The secretary shifted uncomfortably and the nurse stood and started slinking out of the room before the man clamped a hand on her shoulder.
“We just thought…it was weird we’ve never seen your cousin in here before. We weren’t sure if your plan even covered relatives that distant…so we were…pulling up his record.”
“Apparently his record will have his photo on it. I am excited to see if it is a match.”
“This is a violation of Alphard’s medical rights!” Karu bellowed, slamming a hand down on the counter and making the two women jump.
“I am an insurance inspector and I have reasonable suspicion that insurance fraud is occurring before my very eyes. I think you will find the law provides allowances specifically for this case to allow me to do my job. Now, if you would be so kind as to pull up that record…or I can do it myself…”
The secretary shook her head, her little brown curls flailing. She looked like she was on the verge of tears and kept looking to the nurse and Karu for help.
“If you share my medical history with that man, I will sue this clinic into the dirt,” I said, trying to inject as much menace into my voice as possible.

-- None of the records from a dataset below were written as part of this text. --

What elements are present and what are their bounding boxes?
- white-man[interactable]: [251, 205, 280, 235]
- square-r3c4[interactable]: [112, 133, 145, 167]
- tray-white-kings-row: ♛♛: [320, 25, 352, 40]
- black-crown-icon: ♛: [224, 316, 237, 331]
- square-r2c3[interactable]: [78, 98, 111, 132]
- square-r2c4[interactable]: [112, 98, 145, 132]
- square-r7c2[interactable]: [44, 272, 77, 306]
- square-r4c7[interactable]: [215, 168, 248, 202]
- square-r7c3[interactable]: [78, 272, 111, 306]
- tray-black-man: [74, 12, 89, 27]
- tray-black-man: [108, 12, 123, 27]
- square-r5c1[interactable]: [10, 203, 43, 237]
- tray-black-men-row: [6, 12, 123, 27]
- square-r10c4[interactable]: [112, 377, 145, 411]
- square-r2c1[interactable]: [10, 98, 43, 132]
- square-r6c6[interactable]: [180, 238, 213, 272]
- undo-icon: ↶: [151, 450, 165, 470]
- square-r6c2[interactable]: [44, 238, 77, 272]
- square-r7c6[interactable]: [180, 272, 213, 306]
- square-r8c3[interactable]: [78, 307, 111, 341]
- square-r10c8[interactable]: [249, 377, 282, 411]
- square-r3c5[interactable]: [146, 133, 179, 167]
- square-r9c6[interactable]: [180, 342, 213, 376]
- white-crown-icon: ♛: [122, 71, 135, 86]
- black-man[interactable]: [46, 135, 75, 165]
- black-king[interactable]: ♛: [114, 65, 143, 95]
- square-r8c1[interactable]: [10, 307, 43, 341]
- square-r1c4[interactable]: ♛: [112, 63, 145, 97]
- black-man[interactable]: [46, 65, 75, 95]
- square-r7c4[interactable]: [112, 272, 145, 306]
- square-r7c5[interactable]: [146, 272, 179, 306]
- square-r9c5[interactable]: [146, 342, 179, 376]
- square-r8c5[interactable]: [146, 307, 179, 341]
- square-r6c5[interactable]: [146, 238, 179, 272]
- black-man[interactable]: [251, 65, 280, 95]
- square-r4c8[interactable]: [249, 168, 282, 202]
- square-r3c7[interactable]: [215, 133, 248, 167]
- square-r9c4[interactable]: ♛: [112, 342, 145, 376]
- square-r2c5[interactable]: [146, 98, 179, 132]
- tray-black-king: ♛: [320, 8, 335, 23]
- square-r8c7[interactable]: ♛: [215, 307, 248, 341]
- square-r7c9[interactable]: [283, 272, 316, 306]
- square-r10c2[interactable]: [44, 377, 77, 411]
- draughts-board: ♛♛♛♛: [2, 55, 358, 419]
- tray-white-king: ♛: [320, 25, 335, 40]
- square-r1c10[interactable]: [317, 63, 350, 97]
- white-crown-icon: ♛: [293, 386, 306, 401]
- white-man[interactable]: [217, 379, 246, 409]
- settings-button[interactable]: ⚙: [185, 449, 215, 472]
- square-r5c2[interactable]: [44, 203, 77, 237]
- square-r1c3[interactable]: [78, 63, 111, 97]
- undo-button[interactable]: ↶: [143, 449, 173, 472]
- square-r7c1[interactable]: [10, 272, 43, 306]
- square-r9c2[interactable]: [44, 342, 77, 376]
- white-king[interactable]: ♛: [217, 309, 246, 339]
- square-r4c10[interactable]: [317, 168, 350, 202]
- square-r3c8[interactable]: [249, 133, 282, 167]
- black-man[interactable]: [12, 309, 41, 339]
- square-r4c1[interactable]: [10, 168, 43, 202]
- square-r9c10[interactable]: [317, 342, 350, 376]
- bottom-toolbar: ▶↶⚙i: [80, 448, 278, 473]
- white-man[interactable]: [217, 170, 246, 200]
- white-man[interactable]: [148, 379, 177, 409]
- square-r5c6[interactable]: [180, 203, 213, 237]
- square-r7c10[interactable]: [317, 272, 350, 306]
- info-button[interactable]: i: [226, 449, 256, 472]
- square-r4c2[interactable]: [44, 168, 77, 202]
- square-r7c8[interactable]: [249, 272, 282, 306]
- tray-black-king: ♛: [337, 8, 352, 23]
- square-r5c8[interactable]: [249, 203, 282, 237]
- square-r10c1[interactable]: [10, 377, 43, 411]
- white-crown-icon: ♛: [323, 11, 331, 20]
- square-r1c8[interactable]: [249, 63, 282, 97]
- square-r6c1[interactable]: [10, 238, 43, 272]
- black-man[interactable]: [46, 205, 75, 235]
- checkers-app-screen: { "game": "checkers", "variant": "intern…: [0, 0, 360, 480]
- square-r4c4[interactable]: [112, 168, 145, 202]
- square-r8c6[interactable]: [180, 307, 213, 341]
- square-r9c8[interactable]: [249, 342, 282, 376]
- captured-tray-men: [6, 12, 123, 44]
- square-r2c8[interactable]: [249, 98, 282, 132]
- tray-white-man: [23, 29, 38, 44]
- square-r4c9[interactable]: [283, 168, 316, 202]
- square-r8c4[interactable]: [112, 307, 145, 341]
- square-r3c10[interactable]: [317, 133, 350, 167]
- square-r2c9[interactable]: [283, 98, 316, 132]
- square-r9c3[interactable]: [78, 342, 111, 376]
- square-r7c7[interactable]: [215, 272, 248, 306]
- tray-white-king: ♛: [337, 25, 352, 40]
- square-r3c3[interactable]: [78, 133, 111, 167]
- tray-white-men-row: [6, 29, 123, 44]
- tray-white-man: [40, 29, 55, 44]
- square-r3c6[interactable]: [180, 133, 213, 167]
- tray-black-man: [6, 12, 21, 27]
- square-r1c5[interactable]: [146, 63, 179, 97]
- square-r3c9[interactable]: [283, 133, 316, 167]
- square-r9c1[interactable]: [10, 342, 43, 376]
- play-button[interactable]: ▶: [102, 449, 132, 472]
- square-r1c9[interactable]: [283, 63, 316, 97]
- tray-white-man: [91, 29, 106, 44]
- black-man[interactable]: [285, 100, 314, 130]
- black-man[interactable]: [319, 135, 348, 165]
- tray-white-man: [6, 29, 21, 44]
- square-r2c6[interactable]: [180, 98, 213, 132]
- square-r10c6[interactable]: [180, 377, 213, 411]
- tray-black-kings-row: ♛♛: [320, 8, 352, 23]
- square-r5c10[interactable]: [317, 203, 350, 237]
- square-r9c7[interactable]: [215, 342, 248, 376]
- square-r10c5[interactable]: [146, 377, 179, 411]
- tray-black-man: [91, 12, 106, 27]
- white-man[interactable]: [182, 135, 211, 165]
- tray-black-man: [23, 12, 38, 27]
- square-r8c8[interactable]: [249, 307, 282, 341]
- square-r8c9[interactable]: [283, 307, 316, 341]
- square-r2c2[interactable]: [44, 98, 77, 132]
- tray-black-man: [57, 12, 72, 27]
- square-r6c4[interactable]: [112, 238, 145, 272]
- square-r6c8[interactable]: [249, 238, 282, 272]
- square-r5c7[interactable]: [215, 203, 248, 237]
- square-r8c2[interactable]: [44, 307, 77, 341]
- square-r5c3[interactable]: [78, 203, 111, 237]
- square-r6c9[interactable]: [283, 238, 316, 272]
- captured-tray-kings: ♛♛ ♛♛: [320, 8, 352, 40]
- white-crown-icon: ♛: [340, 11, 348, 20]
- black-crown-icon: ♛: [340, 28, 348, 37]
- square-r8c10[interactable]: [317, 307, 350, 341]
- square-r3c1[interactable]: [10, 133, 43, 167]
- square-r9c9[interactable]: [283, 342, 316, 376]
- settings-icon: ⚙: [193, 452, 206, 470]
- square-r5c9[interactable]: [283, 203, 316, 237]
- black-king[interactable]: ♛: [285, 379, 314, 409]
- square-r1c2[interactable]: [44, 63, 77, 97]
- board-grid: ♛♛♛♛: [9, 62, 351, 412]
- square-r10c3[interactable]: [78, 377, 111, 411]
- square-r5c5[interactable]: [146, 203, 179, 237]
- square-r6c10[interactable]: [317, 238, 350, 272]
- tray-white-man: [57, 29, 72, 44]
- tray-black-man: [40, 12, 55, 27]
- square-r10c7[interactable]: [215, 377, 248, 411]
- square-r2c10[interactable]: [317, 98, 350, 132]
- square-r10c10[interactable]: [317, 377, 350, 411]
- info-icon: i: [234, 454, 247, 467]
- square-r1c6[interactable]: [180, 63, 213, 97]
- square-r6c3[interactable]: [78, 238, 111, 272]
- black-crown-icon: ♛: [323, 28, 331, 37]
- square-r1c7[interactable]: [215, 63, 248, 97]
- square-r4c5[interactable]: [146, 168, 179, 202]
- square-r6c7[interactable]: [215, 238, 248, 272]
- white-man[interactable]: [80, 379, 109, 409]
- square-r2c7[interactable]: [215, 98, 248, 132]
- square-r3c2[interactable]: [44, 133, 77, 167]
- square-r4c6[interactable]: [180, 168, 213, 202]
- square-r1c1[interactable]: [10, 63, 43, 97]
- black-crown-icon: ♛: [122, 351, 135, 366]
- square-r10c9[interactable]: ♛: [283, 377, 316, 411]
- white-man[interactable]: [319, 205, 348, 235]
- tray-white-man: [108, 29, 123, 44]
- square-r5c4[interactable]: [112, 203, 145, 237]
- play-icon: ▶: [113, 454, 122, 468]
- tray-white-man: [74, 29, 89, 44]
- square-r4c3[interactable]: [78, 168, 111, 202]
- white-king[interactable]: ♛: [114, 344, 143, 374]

“If you do not share his medical history, I will have you arrested for impeding an active investigation.” He reached into a pocket and slapped down a badge identifying him as an federal association agent. So much for being an insurance inspector. “Now, about that record?”
The secretary looked back at us, but we had no such shiny props to match the badge. Wordlessly she began to type, despite our continued protests, and Agent Pugface’s grin grew a thousandfold.
And just as all hope seemed lost and Karu and I had a silent conversation with our eyes about dealing with him now and sorting out the body later, the very best and very worst possible thing happened.
The wailing of sirens filled the air, and the holo flashed a zone-wide alert, stopping the secretary in her tracks. She froze, her eyes wide, her face pale. For a few moments, none of us could act or think, until the nurse grabbed her friend and yelled for the rest of us to follow her. The inspector immediately jumped in line behind the two stumbling to flee the room, but stopped when Karu and I didn’t.
“Exhuman event,” he whispered, his eyes bulging.
“I am aware,” said Karu, already heading for the other door.
“Where are you going? The emergency shelter is out this way!”
“I need to pick up my equipment,” she said, her voice level as she disappeared into the admittance ward. “I’ve got an Exhuman to destroy.”